Port of Tauranga Limited's risk assessment for its Port and Harbour Safety Management system did not fully address the risk of departing vessels experiencing failure of propulsion and manoeuvring systems at critical locations in the entrance channel.
The Commission made recommendations that the Director of Maritime New Zealand resolve the safety issue of adequate tug escorts for vessels in all New Zealand ports, and that he develop a national system that would allow port authority staff access to new and previous information on vessel and crew performance in the interests of preventing similar accidents and incidents in the immediate future.

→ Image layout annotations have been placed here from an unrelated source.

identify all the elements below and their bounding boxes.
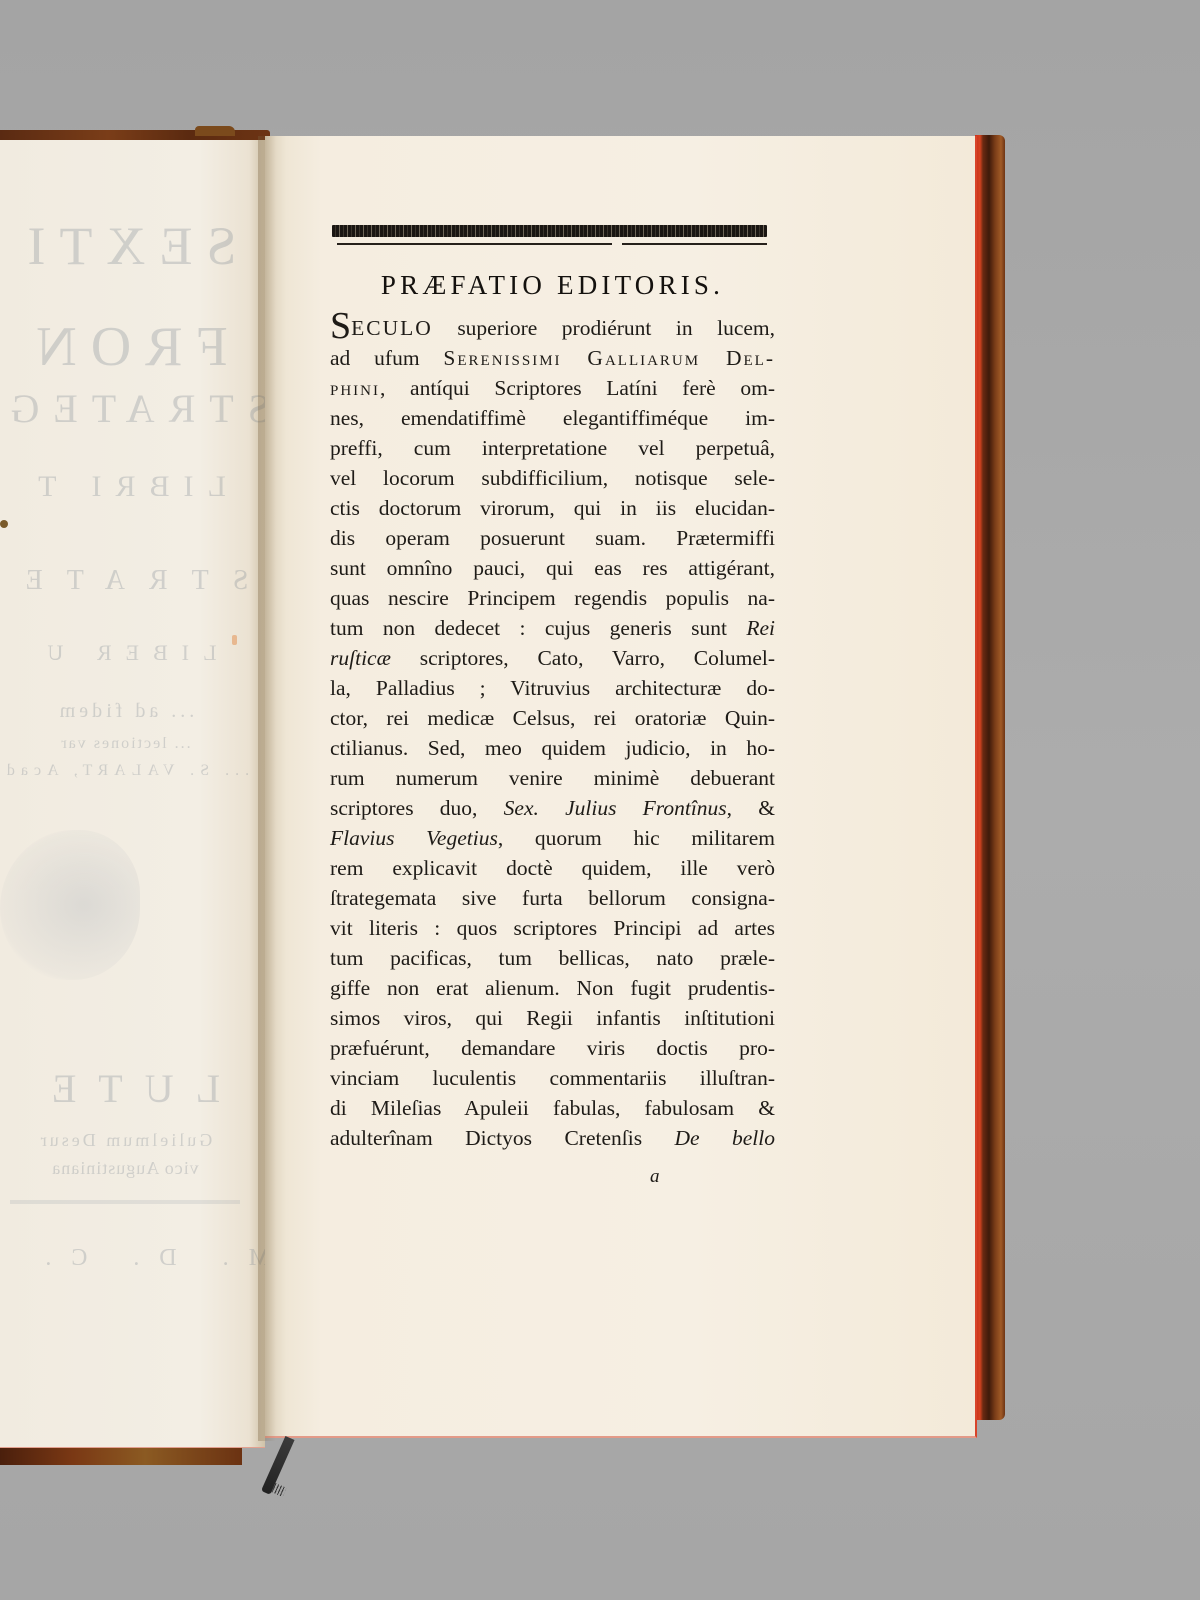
text-line: vit literis : quos scriptores Principi a… xyxy=(330,913,775,943)
text-line: ad ufum Serenissimi Galliarum Del- xyxy=(330,343,775,373)
text-span: adulterînam Dictyos Cretenſis xyxy=(330,1126,675,1150)
gutter-shadow xyxy=(258,136,276,1441)
text-line: ctor, rei medicæ Celsus, rei oratoriæ Qu… xyxy=(330,703,775,733)
text-line: quas nescire Principem regendis populis … xyxy=(330,583,775,613)
text-span: la, Palladius ; Vitruvius architecturæ d… xyxy=(330,676,775,700)
text-line: dis operam posuerunt suam. Prætermiffi xyxy=(330,523,775,553)
show-through-line: ... lectiones var xyxy=(0,735,265,753)
drop-cap: S xyxy=(330,305,351,347)
text-span: rum numerum venire minimè debuerant xyxy=(330,766,775,790)
leather-cover-wear xyxy=(195,126,235,136)
text-span: giffe non erat alienum. Non fugit pruden… xyxy=(330,976,775,1000)
small-caps-text: phini xyxy=(330,376,380,400)
text-line: simos viros, qui Regii infantis inſtitut… xyxy=(330,1003,775,1033)
text-line: vel locorum subdifficilium, notisque sel… xyxy=(330,463,775,493)
text-line: Flavius Vegetius, quorum hic militarem xyxy=(330,823,775,853)
show-through-line: LIBRI T xyxy=(0,470,265,504)
text-line: adulterînam Dictyos Cretenſis De bello xyxy=(330,1123,775,1153)
paper-stain xyxy=(0,520,8,528)
show-through-line: FRON xyxy=(0,315,265,379)
small-caps-text: Serenissimi Galliarum Del- xyxy=(443,346,775,370)
headpiece-rule xyxy=(337,243,612,245)
show-through-line: LIBER U xyxy=(0,640,265,666)
text-line: preffi, cum interpretatione vel perpetuâ… xyxy=(330,433,775,463)
show-through-line: M. D. C. L xyxy=(0,1245,265,1272)
text-span: rem explicavit doctè quidem, ille verò xyxy=(330,856,775,880)
text-line: di Mileſias Apuleii fabulas, fabulosam & xyxy=(330,1093,775,1123)
show-through-line: STRATE xyxy=(0,565,265,597)
text-span: præfuérunt, demandare viris doctis pro- xyxy=(330,1036,775,1060)
text-span: ad ufum xyxy=(330,346,443,370)
text-span: preffi, cum interpretatione vel perpetuâ… xyxy=(330,436,775,460)
text-line: scriptores duo, Sex. Julius Frontînus, & xyxy=(330,793,775,823)
italic-text: Rei xyxy=(746,616,775,640)
text-line: rem explicavit doctè quidem, ille verò xyxy=(330,853,775,883)
page-title: PRÆFATIO EDITORIS. xyxy=(330,270,775,301)
text-line: ctilianus. Sed, meo quidem judicio, in h… xyxy=(330,733,775,763)
ornamental-headpiece-icon xyxy=(332,222,767,248)
show-through-line: Gulielmum Desur xyxy=(0,1130,265,1151)
text-span: , quorum hic militarem xyxy=(498,826,775,850)
show-through-line: LUTE xyxy=(0,1065,265,1112)
italic-text: Sex. Julius Frontînus xyxy=(504,796,727,820)
left-page: SEXTI FRON STRATEGEM LIBRI T STRATE LIBE… xyxy=(0,140,265,1448)
text-span: ctor, rei medicæ Celsus, rei oratoriæ Qu… xyxy=(330,706,775,730)
text-span: quas nescire Principem regendis populis … xyxy=(330,586,775,610)
headpiece-rule xyxy=(622,243,767,245)
text-line: la, Palladius ; Vitruvius architecturæ d… xyxy=(330,673,775,703)
text-line: ſtrategemata sive furta bellorum consign… xyxy=(330,883,775,913)
text-span: ctis doctorum virorum, qui in iis elucid… xyxy=(330,496,775,520)
preface-body: SECULO superiore prodiérunt in lucem,ad … xyxy=(330,311,775,1153)
text-span: nes, emendatiffimè elegantiffiméque im- xyxy=(330,406,775,430)
text-line: nes, emendatiffimè elegantiffiméque im- xyxy=(330,403,775,433)
show-through-line: ... S. VALART, Acad xyxy=(0,762,265,780)
text-span: , antíqui Scriptores Latíni ferè om- xyxy=(380,376,775,400)
text-line: tum non dedecet : cujus generis sunt Rei xyxy=(330,613,775,643)
text-span: vit literis : quos scriptores Principi a… xyxy=(330,916,775,940)
red-edged-page-block xyxy=(975,135,1005,1420)
text-span: , & xyxy=(727,796,775,820)
italic-text: Flavius Vegetius xyxy=(330,826,498,850)
small-caps-text: ECULO xyxy=(351,316,433,340)
text-span: scriptores, Cato, Varro, Columel- xyxy=(391,646,775,670)
show-through-line: STRATEGEM xyxy=(0,385,265,432)
text-span: ſtrategemata sive furta bellorum consign… xyxy=(330,886,775,910)
text-span: di Mileſias Apuleii fabulas, fabulosam & xyxy=(330,1096,775,1120)
text-span: sunt omnîno pauci, qui eas res attigéran… xyxy=(330,556,775,580)
text-line: ctis doctorum virorum, qui in iis elucid… xyxy=(330,493,775,523)
show-through-line: ... ad fidem xyxy=(0,700,265,723)
text-line: SECULO superiore prodiérunt in lucem, xyxy=(330,311,775,343)
text-span: ctilianus. Sed, meo quidem judicio, in h… xyxy=(330,736,775,760)
show-through-title-page: SEXTI FRON STRATEGEM LIBRI T STRATE LIBE… xyxy=(0,140,265,1448)
show-through-rule xyxy=(10,1200,240,1204)
italic-text: De bello xyxy=(675,1126,776,1150)
leather-cover-bottom-edge xyxy=(0,1445,242,1465)
text-line: tum pacificas, tum bellicas, nato præle- xyxy=(330,943,775,973)
text-span: tum pacificas, tum bellicas, nato præle- xyxy=(330,946,775,970)
text-span: vinciam luculentis commentariis illuſtra… xyxy=(330,1066,775,1090)
text-line: sunt omnîno pauci, qui eas res attigéran… xyxy=(330,553,775,583)
text-line: phini, antíqui Scriptores Latíni ferè om… xyxy=(330,373,775,403)
show-through-line: vico Augustiniana xyxy=(0,1158,265,1179)
text-line: rum numerum venire minimè debuerant xyxy=(330,763,775,793)
show-through-line: SEXTI xyxy=(0,215,265,277)
text-span: scriptores duo, xyxy=(330,796,504,820)
show-through-emblem-icon xyxy=(0,830,140,980)
text-line: giffe non erat alienum. Non fugit pruden… xyxy=(330,973,775,1003)
text-line: præfuérunt, demandare viris doctis pro- xyxy=(330,1033,775,1063)
text-span: vel locorum subdifficilium, notisque sel… xyxy=(330,466,775,490)
text-span: tum non dedecet : cujus generis sunt xyxy=(330,616,746,640)
text-span: dis operam posuerunt suam. Prætermiffi xyxy=(330,526,775,550)
headpiece-band xyxy=(332,225,767,237)
text-span: superiore prodiérunt in lucem, xyxy=(433,316,775,340)
text-line: vinciam luculentis commentariis illuſtra… xyxy=(330,1063,775,1093)
signature-mark: a xyxy=(650,1166,660,1188)
italic-text: ruſticæ xyxy=(330,646,391,670)
bookmark-ribbon-fray xyxy=(271,1483,286,1497)
book-photo: SEXTI FRON STRATEGEM LIBRI T STRATE LIBE… xyxy=(0,0,1200,1600)
preface-text-block: PRÆFATIO EDITORIS. SECULO superiore prod… xyxy=(330,222,775,1153)
text-line: ruſticæ scriptores, Cato, Varro, Columel… xyxy=(330,643,775,673)
text-span: simos viros, qui Regii infantis inſtitut… xyxy=(330,1006,775,1030)
paper-foxing xyxy=(232,635,237,645)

The key lessons from the inquiry into this occurrence were:
- vessel crews must have a thorough knowledge of their vessels' operating systems if they are to deal effectively with abnormal situations
- the concept of crew resource management must extend to all operational areas on a vessel, and in particular must result in a common understanding of the voyage plan and good communication between bridge and engine room
- The level of tug assistance given to vessels when transiting narrow channels needs to be commensurate with the level of risk and should be decided on the basis of reducing the risk to as low as reasonably practicable
- shipboard operations must be conducted using an agreed common language that everyone can understand. Crew members lapsing into their native tongue during an emergency is a breakdown in communication that can seriously hinder any response to deal with the emergency.